Dos 3 mil provedores de internet espalhados pelo País, 2,5 mil têm licença para oferecer serviços de comunicação multimídia. Alguns deles, já operam em telefonia, mas querem transmitir também conteúdo para TV. "O mercado depende de pacotes", diz Marcelo Siena, presidente do Conselho Nacional das Entidades de Provedores de Serviços de Internet (Conapsi). "Só com internet, o provedor fica em desvantagem competitiva."

PGMU 3 traz novas regras de acessibilidade para telefonia

O Plano Geral de Metas de Universalização 3, aprovado no fim de junho, estabeleceu obrigações para as operadoras de telefonia em relação à ampliação e melhoria na qualidade da prestação de serviços de telecomunicações – com destaque para a oferta de internet banda larga de 1 Mbps a R$ 35 pelo Programa Nacional de Banda Larga. O que muita gente não sabe é que o PGMU também trouxe novas regras que vão facilitar o dia-a-dia dos portadores de deficiência. A ideia é garantir que o serviço possa ser usado por todos, sem exceção.

Pelas metas do PGMU anterior, de 2003, as operadoras de telefonia fixa tinham que ter 2% dos seus telefones públicos adaptados para cada tipo de deficiência: da fala, visual, auditiva e de locomoção. Agora, as empresas são obrigadas a ter 100% dos orelhões adaptados para deficientes visuais e assegurar que 2,5% dos telefones públicos sejam adaptados para cada tipo das outras deficiências.

 

Para o gerente-geral de Planejamento e Contratação de Obrigações da Anatel, Ricardo Itonaga, o PGMU 3 traz ainda outra melhoria: 100% dos orelhões devem ter capacidade de originar e receber chamadas locais, DDD e DDI. Isso porque o decreto anterior trazia uma dificuldade para os deficientes visuais.
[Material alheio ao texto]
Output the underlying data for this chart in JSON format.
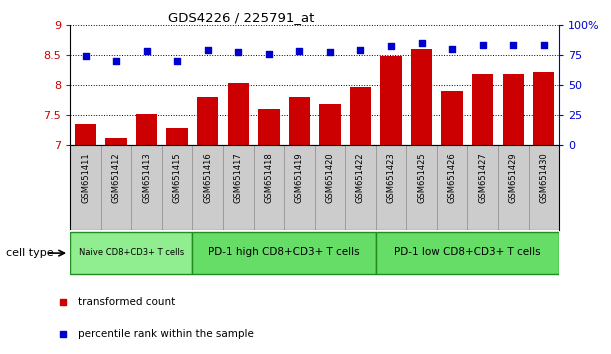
{
  "title": "GDS4226 / 225791_at",
  "samples": [
    "GSM651411",
    "GSM651412",
    "GSM651413",
    "GSM651415",
    "GSM651416",
    "GSM651417",
    "GSM651418",
    "GSM651419",
    "GSM651420",
    "GSM651422",
    "GSM651423",
    "GSM651425",
    "GSM651426",
    "GSM651427",
    "GSM651429",
    "GSM651430"
  ],
  "transformed_count": [
    7.35,
    7.12,
    7.52,
    7.28,
    7.8,
    8.04,
    7.6,
    7.8,
    7.68,
    7.97,
    8.48,
    8.6,
    7.9,
    8.18,
    8.18,
    8.22
  ],
  "percentile_rank": [
    74,
    70,
    78,
    70,
    79,
    77,
    76,
    78,
    77,
    79,
    82,
    85,
    80,
    83,
    83,
    83
  ],
  "bar_color": "#cc0000",
  "dot_color": "#0000cc",
  "ylim_left": [
    7,
    9
  ],
  "ylim_right": [
    0,
    100
  ],
  "yticks_left": [
    7,
    7.5,
    8,
    8.5,
    9
  ],
  "yticks_right": [
    0,
    25,
    50,
    75,
    100
  ],
  "cell_type_groups": [
    {
      "label": "Naive CD8+CD3+ T cells",
      "start": 0,
      "end": 4
    },
    {
      "label": "PD-1 high CD8+CD3+ T cells",
      "start": 4,
      "end": 10
    },
    {
      "label": "PD-1 low CD8+CD3+ T cells",
      "start": 10,
      "end": 16
    }
  ],
  "group_colors": [
    "#90ee90",
    "#66dd66",
    "#66dd66"
  ],
  "legend_items": [
    {
      "label": "transformed count",
      "color": "#cc0000"
    },
    {
      "label": "percentile rank within the sample",
      "color": "#0000cc"
    }
  ],
  "cell_type_label": "cell type",
  "background_color": "#ffffff",
  "xtick_bg": "#cccccc",
  "ylabel_left_color": "#cc0000",
  "ylabel_right_color": "#0000cc"
}
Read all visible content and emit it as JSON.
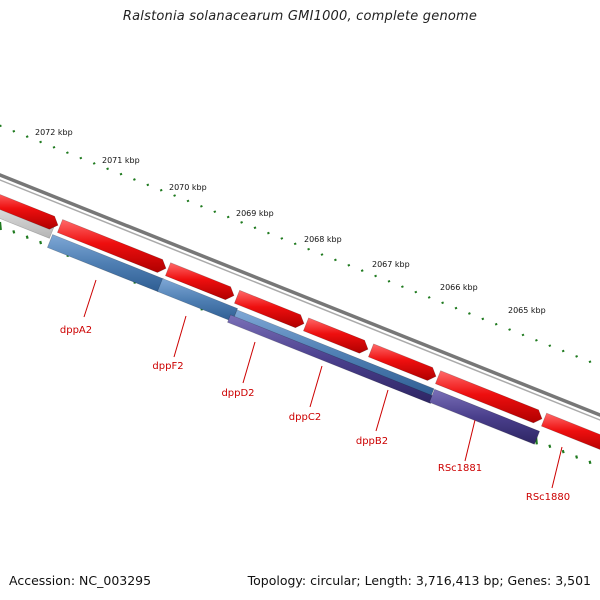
{
  "title": "Ralstonia solanacearum GMI1000, complete genome",
  "footer": {
    "accession_label": "Accession:",
    "accession": "NC_003295",
    "topology_text": "Topology: circular; Length: 3,716,413 bp; Genes: 3,501"
  },
  "colors": {
    "forward_gene": "#ee1111",
    "gene_blue": "#4f7fb3",
    "gene_purple": "#4a3f8c",
    "gene_gray": "#c9c9c9",
    "backbone": "#777777",
    "ticks": "#1f7a1f",
    "label": "#cc0000"
  },
  "scale_labels": [
    "2072 kbp",
    "2071 kbp",
    "2070 kbp",
    "2069 kbp",
    "2068 kbp",
    "2067 kbp",
    "2066 kbp",
    "2065 kbp"
  ],
  "genes": [
    "dppA2",
    "dppF2",
    "dppD2",
    "dppC2",
    "dppB2",
    "RSc1881",
    "RSc1880"
  ]
}
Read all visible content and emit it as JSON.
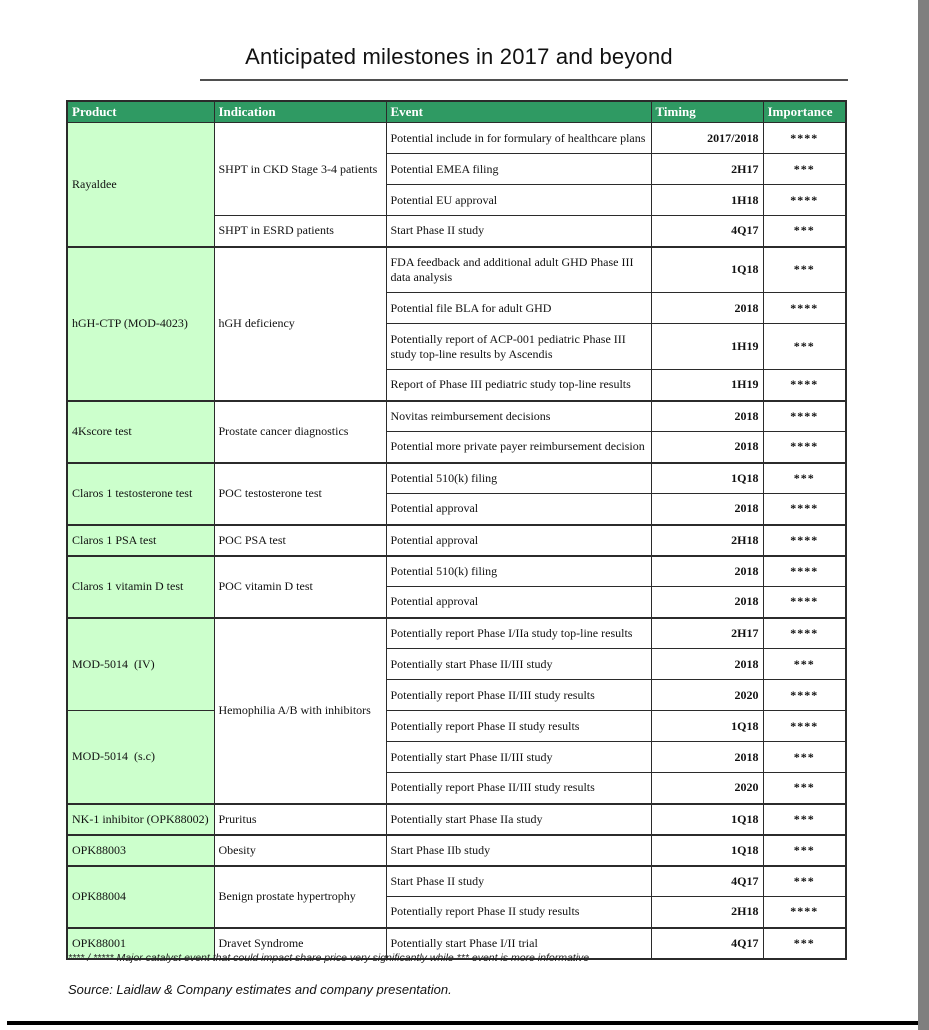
{
  "page": {
    "title": "Anticipated milestones in 2017 and beyond",
    "footnote": "**** / ***** Major catalyst event that could impact share price very significantly while *** event is more informative",
    "source": "Source: Laidlaw & Company estimates and company presentation."
  },
  "colors": {
    "header_bg": "#2f9a63",
    "product_bg": "#ccffcc",
    "border": "#2b2b2b",
    "edge_strip": "#7f7f7f"
  },
  "table": {
    "headers": [
      "Product",
      "Indication",
      "Event",
      "Timing",
      "Importance"
    ],
    "rows": [
      {
        "product": "Rayaldee",
        "indication": "SHPT in CKD Stage 3-4 patients",
        "event": "Potential include in for formulary of healthcare plans",
        "timing": "2017/2018",
        "importance": "****"
      },
      {
        "event": "Potential EMEA filing",
        "timing": "2H17",
        "importance": "***"
      },
      {
        "event": "Potential EU approval",
        "timing": "1H18",
        "importance": "****"
      },
      {
        "indication": "SHPT in ESRD patients",
        "event": "Start Phase II study",
        "timing": "4Q17",
        "importance": "***"
      },
      {
        "product": "hGH-CTP (MOD-4023)",
        "indication": "hGH deficiency",
        "event": "FDA feedback and additional adult GHD Phase III data analysis",
        "timing": "1Q18",
        "importance": "***"
      },
      {
        "event": "Potential file BLA for adult GHD",
        "timing": "2018",
        "importance": "****"
      },
      {
        "event": "Potentially report of ACP-001 pediatric Phase III study top-line results by Ascendis",
        "timing": "1H19",
        "importance": "***"
      },
      {
        "event": "Report of Phase III pediatric study top-line results",
        "timing": "1H19",
        "importance": "****"
      },
      {
        "product": "4Kscore test",
        "indication": "Prostate cancer diagnostics",
        "event": "Novitas reimbursement decisions",
        "timing": "2018",
        "importance": "****"
      },
      {
        "event": "Potential more private payer reimbursement decision",
        "timing": "2018",
        "importance": "****"
      },
      {
        "product": "Claros 1 testosterone test",
        "indication": "POC testosterone test",
        "event": "Potential 510(k) filing",
        "timing": "1Q18",
        "importance": "***"
      },
      {
        "event": "Potential approval",
        "timing": "2018",
        "importance": "****"
      },
      {
        "product": "Claros 1 PSA test",
        "indication": "POC PSA test",
        "event": "Potential approval",
        "timing": "2H18",
        "importance": "****"
      },
      {
        "product": "Claros 1 vitamin D test",
        "indication": "POC vitamin D test",
        "event": "Potential 510(k) filing",
        "timing": "2018",
        "importance": "****"
      },
      {
        "event": "Potential approval",
        "timing": "2018",
        "importance": "****"
      },
      {
        "product": "MOD-5014  (IV)",
        "indication": "Hemophilia A/B with inhibitors",
        "event": "Potentially report Phase I/IIa study top-line results",
        "timing": "2H17",
        "importance": "****"
      },
      {
        "event": "Potentially start Phase II/III study",
        "timing": "2018",
        "importance": "***"
      },
      {
        "event": "Potentially report Phase II/III study results",
        "timing": "2020",
        "importance": "****"
      },
      {
        "product": "MOD-5014  (s.c)",
        "event": "Potentially report Phase II study results",
        "timing": "1Q18",
        "importance": "****"
      },
      {
        "event": "Potentially start Phase II/III study",
        "timing": "2018",
        "importance": "***"
      },
      {
        "event": "Potentially report Phase II/III study results",
        "timing": "2020",
        "importance": "***"
      },
      {
        "product": "NK-1 inhibitor (OPK88002)",
        "indication": "Pruritus",
        "event": "Potentially start Phase IIa study",
        "timing": "1Q18",
        "importance": "***"
      },
      {
        "product": "OPK88003",
        "indication": "Obesity",
        "event": "Start Phase IIb study",
        "timing": "1Q18",
        "importance": "***"
      },
      {
        "product": "OPK88004",
        "indication": "Benign prostate hypertrophy",
        "event": "Start Phase II study",
        "timing": "4Q17",
        "importance": "***"
      },
      {
        "event": "Potentially report Phase II study results",
        "timing": "2H18",
        "importance": "****"
      },
      {
        "product": "OPK88001",
        "indication": "Dravet Syndrome",
        "event": "Potentially start Phase I/II trial",
        "timing": "4Q17",
        "importance": "***"
      }
    ]
  }
}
As empresas tinham a obrigação de que pelo menos 50% dos orelhões estivessem em local acessível 24 horas por dia e tivessem capacidade de fazer chamadas locais e de longa distância nacional. Desse universo, apenas 25% podiam fazer também chamadas internacionais. A identificação dessas diferenças era feita apenas por uma placa localizada junto ao orelhão, dificultando a percepção por parte do usuário.

A instalação dos telefones adaptados é feita mediante solicitação: as empresas não escolhem onde vão instalar os aparelhos, mas qualquer pessoa ou entidade representativa dos cidadãos com deficiências pode pedir à operadora de sua região a instalação de um telefone público adaptado. A solicitação tem que ser atendida em até 7 dias. Caso contrário, o cidadão pode enviar uma reclamação para a Anatel com o número do protocolo aberto na empresa.

As adaptações nos aparelhos públicos são feitas na altura do telefone, no cumprimento do cordão, na sinalização em braile da tecla central, nos avisos sonoros do número de créditos, ou mesmo na utilização de um terminal específico para surdos, o TTS, que se comunica com a central de intermediação 142 – é nessa central que o texto digitado pelo deficiente no TTS é transformado em voz para o interlocutor e vice-versa.

As empresas devem disponibilizar em suas páginas na internet a localização dos telefones públicos adaptados. Também é possível saber onde há um aparelho disponível no site da Anatel.